Big Gulp: Flaring Galaxy Marks the Messy Demise of a Star in a Supermassive Black Hole
A close look at a distant cataclysm indicates that the black hole’s victim was a red giant star
Once in a while, a supermassive black hole gets a sumptuous treat. A passing star wanders too close and gets caught in the black hole’s gravitational pull, like a fly trapped in a spider’s web. The star then becomes an easy meal for the black hole, which tears its prey to bits and ingests a good portion of it.
Astronomers have witnessed several such disruptions before in distant galaxies, but usually only toward the end of the process. (These feedings are far too rare, however, to have been witnessed in our own Milky Way anytime in recent human history; they occur only once every 10,000 years or so per galaxy.) Now researchers have documented a black hole’s feasting in such detail that they were able to infer its size as well as the type of star that fell prey to its gluttony.

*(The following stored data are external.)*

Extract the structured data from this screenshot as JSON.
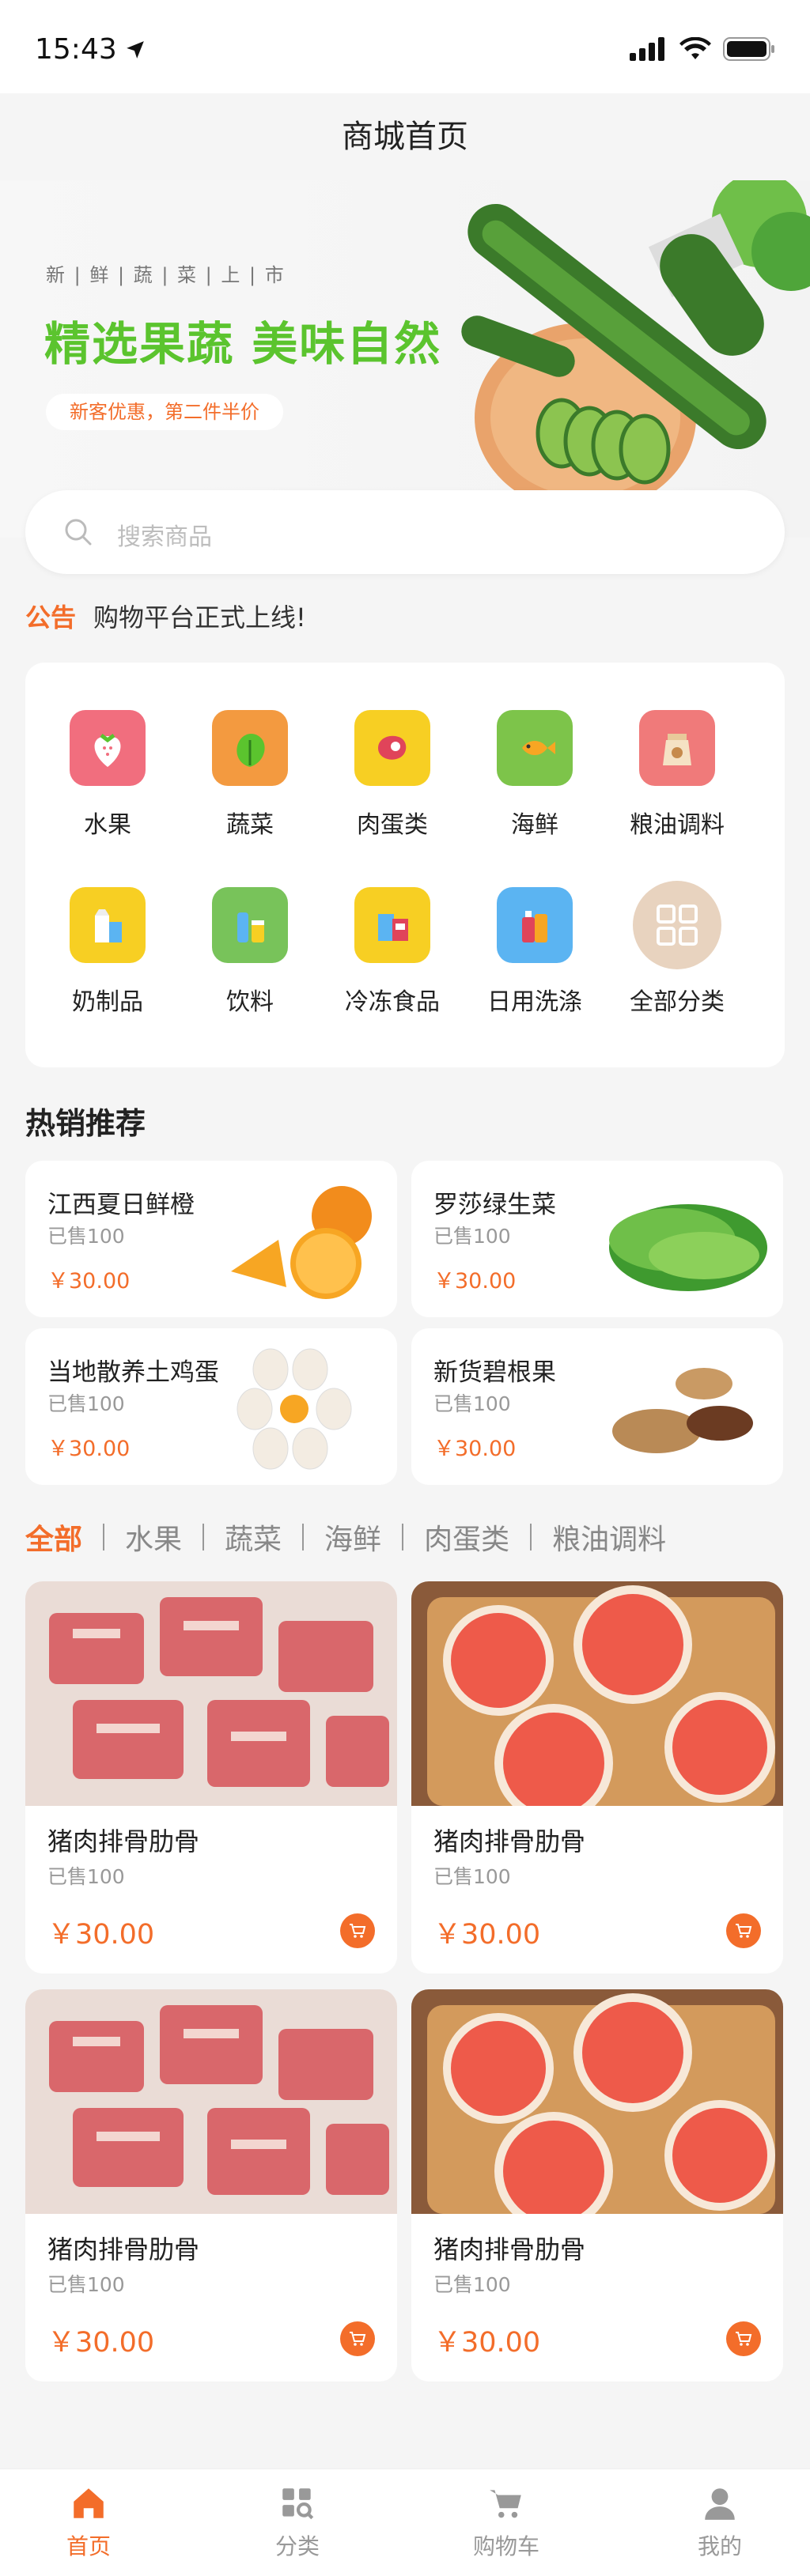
{
  "status": {
    "time": "15:43"
  },
  "header": {
    "title": "商城首页"
  },
  "banner": {
    "subtitle": "新 | 鲜 | 蔬 | 菜 | 上 | 市",
    "title": "精选果蔬  美味自然",
    "promo": "新客优惠，第二件半价"
  },
  "search": {
    "placeholder": "搜索商品"
  },
  "notice": {
    "tag": "公告",
    "text": "购物平台正式上线!"
  },
  "categories": [
    {
      "label": "水果",
      "icon": "strawberry-icon",
      "color": "#f16e7e"
    },
    {
      "label": "蔬菜",
      "icon": "lettuce-icon",
      "color": "#f39a40"
    },
    {
      "label": "肉蛋类",
      "icon": "meat-icon",
      "color": "#f7cf23"
    },
    {
      "label": "海鲜",
      "icon": "fish-icon",
      "color": "#7dc44a"
    },
    {
      "label": "粮油调料",
      "icon": "rice-bag-icon",
      "color": "#f07a7a"
    },
    {
      "label": "奶制品",
      "icon": "milk-icon",
      "color": "#f7cf23"
    },
    {
      "label": "饮料",
      "icon": "drink-icon",
      "color": "#78c35a"
    },
    {
      "label": "冷冻食品",
      "icon": "frozen-food-icon",
      "color": "#f7cf23"
    },
    {
      "label": "日用洗涤",
      "icon": "detergent-icon",
      "color": "#5bb4f2"
    },
    {
      "label": "全部分类",
      "icon": "grid-icon",
      "color": "#e8d3bf"
    }
  ],
  "hot": {
    "title": "热销推荐",
    "items": [
      {
        "name": "江西夏日鲜橙",
        "sold": "已售100",
        "price": "￥30.00"
      },
      {
        "name": "罗莎绿生菜",
        "sold": "已售100",
        "price": "￥30.00"
      },
      {
        "name": "当地散养土鸡蛋",
        "sold": "已售100",
        "price": "￥30.00"
      },
      {
        "name": "新货碧根果",
        "sold": "已售100",
        "price": "￥30.00"
      }
    ]
  },
  "tabs": [
    "全部",
    "水果",
    "蔬菜",
    "海鲜",
    "肉蛋类",
    "粮油调料"
  ],
  "products": [
    {
      "name": "猪肉排骨肋骨",
      "sold": "已售100",
      "price": "￥30.00"
    },
    {
      "name": "猪肉排骨肋骨",
      "sold": "已售100",
      "price": "￥30.00"
    },
    {
      "name": "猪肉排骨肋骨",
      "sold": "已售100",
      "price": "￥30.00"
    },
    {
      "name": "猪肉排骨肋骨",
      "sold": "已售100",
      "price": "￥30.00"
    }
  ],
  "tabbar": [
    {
      "label": "首页",
      "icon": "home-icon"
    },
    {
      "label": "分类",
      "icon": "category-icon"
    },
    {
      "label": "购物车",
      "icon": "cart-icon"
    },
    {
      "label": "我的",
      "icon": "user-icon"
    }
  ],
  "colors": {
    "accent": "#f36d2a",
    "brand_green": "#5bc42e"
  }
}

Astronomers cannot peer inside a black hole itself; beyond the event horizon, a black hole’s point of no return, even light cannot escape into the outside world. But material falling into a black hole gives off intense flares of radiation as it compresses and heats up outside the event horizon.

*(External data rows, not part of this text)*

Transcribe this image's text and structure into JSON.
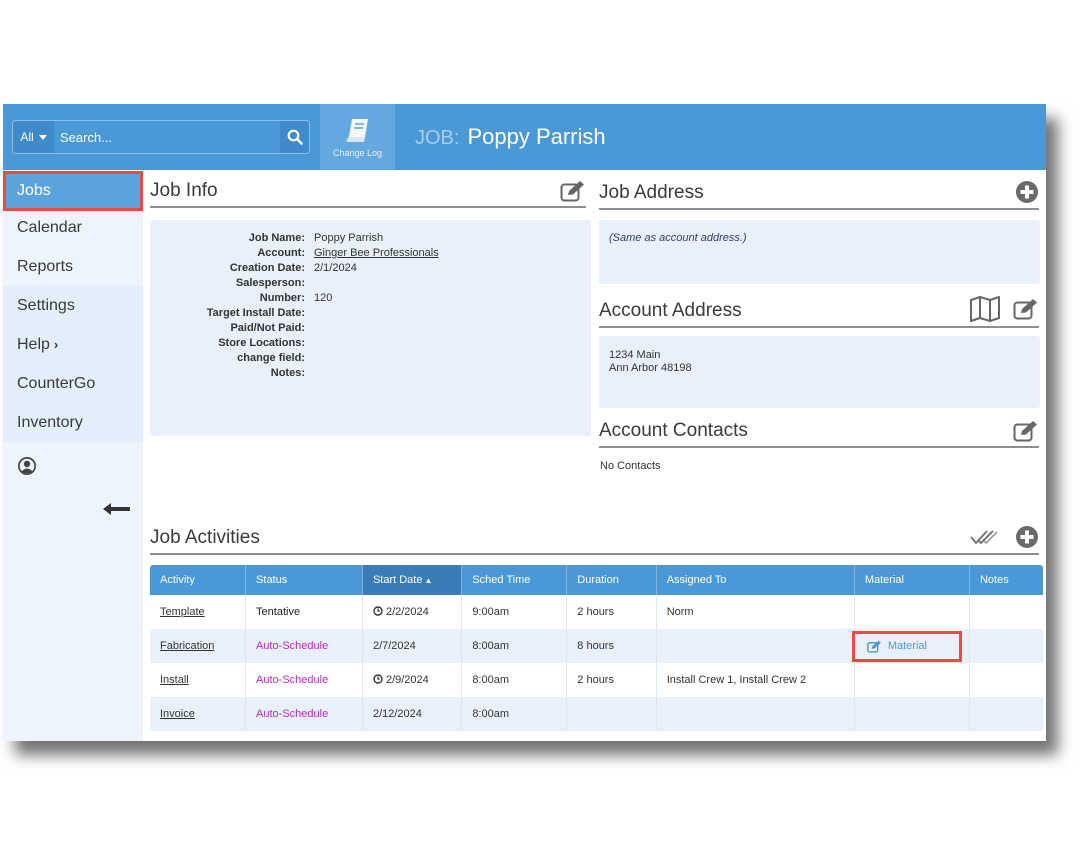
{
  "topbar": {
    "search_scope": "All",
    "search_placeholder": "Search...",
    "change_log_label": "Change Log",
    "title_prefix": "JOB:",
    "title": "Poppy Parrish"
  },
  "sidebar": {
    "items": [
      {
        "label": "Jobs"
      },
      {
        "label": "Calendar"
      },
      {
        "label": "Reports"
      },
      {
        "label": "Settings"
      },
      {
        "label": "Help"
      },
      {
        "label": "CounterGo"
      },
      {
        "label": "Inventory"
      }
    ]
  },
  "job_info": {
    "title": "Job Info",
    "fields": [
      {
        "label": "Job Name:",
        "value": "Poppy Parrish"
      },
      {
        "label": "Account:",
        "value": "Ginger Bee Professionals"
      },
      {
        "label": "Creation Date:",
        "value": "2/1/2024"
      },
      {
        "label": "Salesperson:",
        "value": ""
      },
      {
        "label": "Number:",
        "value": "120"
      },
      {
        "label": "Target Install Date:",
        "value": ""
      },
      {
        "label": "Paid/Not Paid:",
        "value": ""
      },
      {
        "label": "Store Locations:",
        "value": ""
      },
      {
        "label": "change field:",
        "value": ""
      },
      {
        "label": "Notes:",
        "value": ""
      }
    ]
  },
  "job_address": {
    "title": "Job Address",
    "note": "(Same as account address.)"
  },
  "account_address": {
    "title": "Account Address",
    "line1": "1234 Main",
    "line2": "Ann Arbor 48198"
  },
  "account_contacts": {
    "title": "Account Contacts",
    "empty_text": "No Contacts"
  },
  "activities": {
    "title": "Job Activities",
    "columns": [
      "Activity",
      "Status",
      "Start Date",
      "Sched Time",
      "Duration",
      "Assigned To",
      "Material",
      "Notes"
    ],
    "sort_indicator": "▲",
    "rows": [
      {
        "activity": "Template",
        "status": "Tentative",
        "start": "2/2/2024",
        "clock": true,
        "time": "9:00am",
        "duration": "2 hours",
        "assigned": "Norm",
        "material": "",
        "notes": ""
      },
      {
        "activity": "Fabrication",
        "status": "Auto-Schedule",
        "start": "2/7/2024",
        "clock": false,
        "time": "8:00am",
        "duration": "8 hours",
        "assigned": "",
        "material": "Material",
        "notes": ""
      },
      {
        "activity": "Install",
        "status": "Auto-Schedule",
        "start": "2/9/2024",
        "clock": true,
        "time": "8:00am",
        "duration": "2 hours",
        "assigned": "Install Crew 1, Install Crew 2",
        "material": "",
        "notes": ""
      },
      {
        "activity": "Invoice",
        "status": "Auto-Schedule",
        "start": "2/12/2024",
        "clock": false,
        "time": "8:00am",
        "duration": "",
        "assigned": "",
        "material": "",
        "notes": ""
      }
    ]
  },
  "colors": {
    "brand_blue": "#4a98d6",
    "highlight_red": "#ec4b45",
    "auto_schedule": "#b12db5"
  }
}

Suvi Gezari, an astronomer at Johns Hopkins University, and her colleagues used a number of different telescopes to track the outburst from a supermassive black hole in a galaxy more than two billion light-years away as the black hole consumed a star that ventured too close.
“While there has been evidence of these types of flares before, there’s never been enough information to say what kind of star fell victim to the black hole, and what was the mass of the black hole that destroyed the star,” Gezari says. She and her colleagues published their findings online May 2 in Nature.